1. One may lift one’s child who is holding a stone and it is not as if the parent is handling the stone. This is on condition that the child is yearning for his father, and if he does not pick him up he will become ill. This was permitted only when the child is holding a stone, but if the child is holding a Dinar (a type of coin), even holding the child’s hand when the child is walking on his own is forbidden, lest the Dinar drops and the father picks it up. Some say that Chazal only prohibited carrying a child holding the Dinar, but holding the child’s hand, even when the Dinar is in his hand is not an issue.
2. A basket with a hole that is plugged with a stone, may be carried, because the stone becomes part of the basket. The same applies to a pumpkin used for drawing water that has a rock tied to it to weigh it down; it may be carried if the rock is tied securely and will not fall, because it becomes one with the pumpkin. If it is not (securely tied), then it may not (be carried).

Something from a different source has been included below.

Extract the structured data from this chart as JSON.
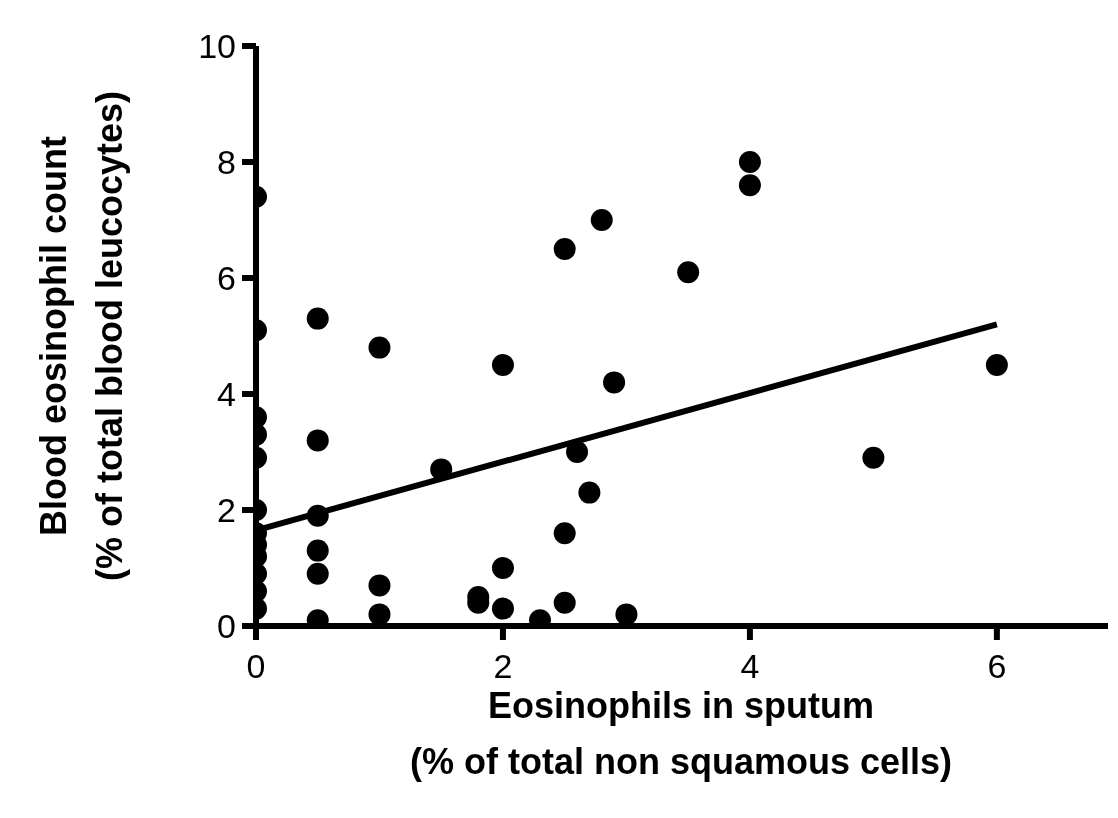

3. A basket containing fruit and a stone: if the fruits are soft fruits, such as figs and grapes, one may carry the basket as is, because if one were to spill the fruit they would get ruined. If the fruits are not the type to ruin, he must spill them out together with the stone, and not carry the stone with them. This is true when one only needs the fruits or the bowl, but if one needs the place of the bowl, it may be carried as is.
4. If one forgot a rock on the mouth of a barrel or money on a pillow, he may tilt the barrel onto its side so that the rock will slide off, and shake the pillow so that the money will fall off. If however, the barrel is situated amongst other barrels in such a way that he cannot tilt the barrel, he may lift it as is – with the rock, take it to another location and tilt it there so that the rock will slide off. If they were placed there with his consent, with the intention that they remain there for the onset of Shabbos, it is forbidden to tilt or shake it. Some authorities hold that even though they were placed there with the intention that they remain there for the onset of Shabbos, if one intends to remove them during Shabbos it is permitted to tilt or shake them on Shabbos. They only prohibit it when the intention is that they remain there for the entire Shabbos. RAMA: In such an event, even if the Muktze was subsequently removed from there, it is forbidden to handle the Keili, because once it has become a Basis le’davar ha’assur for part of the Shabbos, it remains Muktze for the remainder of the Shabbos, as it says in Siman 310. If someone placed Muktze onto someone else’s item, we do not say that it becomes a Basis le’davar ha’assur, because one cannot make someone else’s Keili forbidden without his knowledge.
5. That which we say that one is only permitted to tilt and shake is when one needs the actual barrel and pillow, but if one needs the space of the barrel and pillow and the tilting and shaking will obstruct one, they may be carried away together with the rock and with the money on them in order to vacate the space. [RAMA: It is likewise in Siman 310.]